Poster showing a canary singing in a cage, reminding us of the canaries used in the past in coal mines to detect hazardous gases.
National Day of Mourning Poster

April 28 has many names. In Canada, it’s the Day of Mourning. In the United States and the United Kingdom, it’s Workers’ Memorial Day. The International Labour Organization calls it the World Day for Safety and Health at Work. Marked around the world, there?s confusion about its origins, even in Canada.

Around 1983, the health and safety director of the Canadian Union of Public Employees (CUPE), Colin Lambert, and his long-time friend and fellow activist, Ray Sentes, came up with the idea of a day to recognize workers killed and injured on the job.

As a steelworker and miner in Sudbury, Ontario, Lambert was instrumental in having mandatory coroners inquests for all miners’ deaths in Ontario. He also lamented the contrast between the lack of recognition for miners and other workers who died because of their work and the large public events for fallen police officers and firefighters.

Lambert floated the idea with CUPE’s national health and safety committee, talking about a special day of recognition for workers killed and injured on the job, to be held on May 1 (celebrated as May Day in Europe and elsewhere). The committee endorsed the idea. At its 1984 convention, union delegates supported the proposal. Soon after, some CUPE locals started negotiating events, such as lowered flags and moments of silence.

In 1984 and 1985, CUPE representatives took the idea to the Canadian Labour Congress (CLC) executive and its national health and safety committee. Local unions also sent resolutions to the CLC.

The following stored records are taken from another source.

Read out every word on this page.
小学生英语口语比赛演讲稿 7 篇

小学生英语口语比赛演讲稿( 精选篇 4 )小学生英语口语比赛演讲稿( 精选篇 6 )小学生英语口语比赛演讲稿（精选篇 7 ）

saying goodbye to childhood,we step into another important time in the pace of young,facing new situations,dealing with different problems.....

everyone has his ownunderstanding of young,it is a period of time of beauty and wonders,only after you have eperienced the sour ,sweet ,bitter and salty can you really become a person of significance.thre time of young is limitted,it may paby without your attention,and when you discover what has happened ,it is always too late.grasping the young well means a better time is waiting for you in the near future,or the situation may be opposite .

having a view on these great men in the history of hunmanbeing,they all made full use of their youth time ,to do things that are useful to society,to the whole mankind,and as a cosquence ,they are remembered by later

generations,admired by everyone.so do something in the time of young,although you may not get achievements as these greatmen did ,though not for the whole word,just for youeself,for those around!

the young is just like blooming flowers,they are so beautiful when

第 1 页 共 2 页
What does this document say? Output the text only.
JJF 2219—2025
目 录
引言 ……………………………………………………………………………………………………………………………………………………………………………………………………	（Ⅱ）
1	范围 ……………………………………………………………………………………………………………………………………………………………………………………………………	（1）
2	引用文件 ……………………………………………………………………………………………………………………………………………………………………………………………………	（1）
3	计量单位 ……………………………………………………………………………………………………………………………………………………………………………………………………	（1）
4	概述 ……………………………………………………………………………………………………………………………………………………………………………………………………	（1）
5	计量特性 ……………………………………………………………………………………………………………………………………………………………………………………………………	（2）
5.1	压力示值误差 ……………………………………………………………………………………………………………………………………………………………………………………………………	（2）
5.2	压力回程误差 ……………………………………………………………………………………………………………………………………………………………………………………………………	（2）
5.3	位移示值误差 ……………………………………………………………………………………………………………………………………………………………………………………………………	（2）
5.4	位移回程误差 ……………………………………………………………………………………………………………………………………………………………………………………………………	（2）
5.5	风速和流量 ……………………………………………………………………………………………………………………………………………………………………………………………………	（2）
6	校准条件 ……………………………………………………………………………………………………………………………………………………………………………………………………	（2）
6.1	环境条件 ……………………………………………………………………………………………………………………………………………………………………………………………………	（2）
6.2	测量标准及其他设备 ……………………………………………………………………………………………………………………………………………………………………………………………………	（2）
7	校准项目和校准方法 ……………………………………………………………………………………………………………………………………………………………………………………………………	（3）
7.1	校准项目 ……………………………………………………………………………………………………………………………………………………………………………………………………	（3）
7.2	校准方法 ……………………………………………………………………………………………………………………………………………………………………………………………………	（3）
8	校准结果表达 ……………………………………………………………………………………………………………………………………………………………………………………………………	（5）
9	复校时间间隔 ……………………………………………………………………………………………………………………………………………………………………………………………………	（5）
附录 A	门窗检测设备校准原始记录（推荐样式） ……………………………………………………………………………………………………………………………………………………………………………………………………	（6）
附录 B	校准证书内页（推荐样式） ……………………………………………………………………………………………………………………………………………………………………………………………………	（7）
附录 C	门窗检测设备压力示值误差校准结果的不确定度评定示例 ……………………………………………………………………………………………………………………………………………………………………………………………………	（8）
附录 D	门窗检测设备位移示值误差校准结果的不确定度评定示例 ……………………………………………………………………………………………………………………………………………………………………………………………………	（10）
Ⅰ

In February 1986, the CLC announced the first Day of Mourning, coinciding with the first day of its convention that year. Rather than May 1, they chose the date when the Ontario legislature passed the country’s first workers’ compensation law in 1914. The convention passed a resolution supporting April 28 as a day to “mourn for the dead and fight for the living.”

In 1990, Lambert and CUPE pushed for innovative ways to recognize the day. April 28 could be a year-round series of public events, not just a Day of Mourning. We can attract broad public recognition for the day by adopting a universal, unthreatening symbol of worker safety, the canary.

The canary’s an appropriate symbol, Lambert said. It shows that today workers are the canaries — they are front-line protection for all of us. The canary also showed up in the CLC’s new poster for April 28.

Lambert and others saw the potential for a day of preventive action for workers which will be recognized by society in general. They called on CUPE locals to have activities in the week heading up to the 28th. They sent a package with a new poster — introducing the canary symbol — and a special issue of the health and safety newsletter. There also was a workplace inspection checklist and calls for locals to campaign for government recognition of the day, and to bargain or ask employers for a moment’s silence at 11 a.m. on April 28.

CUPE members and others responded with enthusiasm. The British Columbia CUPE health and safety committee had a “Spot the Hazard” campaign for workplace inspections. In Winnipeg, Manitoba, the Federation of Labour and CUPE produced tags with the canary symbol and “Day of Mourning, April 28.” They sold them with members of the local professional football team and the Boys and Girls Club, with proceeds to the Club. In Windsor, Ontario, more than 300 people marched to the Ministry of Labour to lay a wreath and release black balloons inscribed with “We came here to work, not to die.”

The campaign for government recognition paid off. In February 1991, the Canadian government passed a private member’s bill, naming April 28 as the “Day of Mourning for Persons Killed or Injured in the Workplace.” Provincial and municipal governments also recognize the day.

These efforts and many others inspired trade unions and health and safety activists and around the world. Monuments and plaques are some of the most common responses. There were so many by 2001 that Ed Thomas of Hamilton wrote a book about them [2]. The Canadian Centre for Occupational Health and Safety (CCOHS) put some of his pictures on a web page [3].

The campaign for recognition of the day has been successful. Now, what about the goals behind it?


[1]     D. Wigmore. “The History Behind April 28th”. Occupational Health and Safety Section Newsletter, Spring 2010. American Public Health Association (APHA).

[2]     E. Thomas, Dead But Not Forgotten: Monuments to Workers. Ed Thomas, 2001.

[3]     “National Day of Mourning — April 28”, 2015. [Online]. Available: [Accessed: 05- Jan- 2016].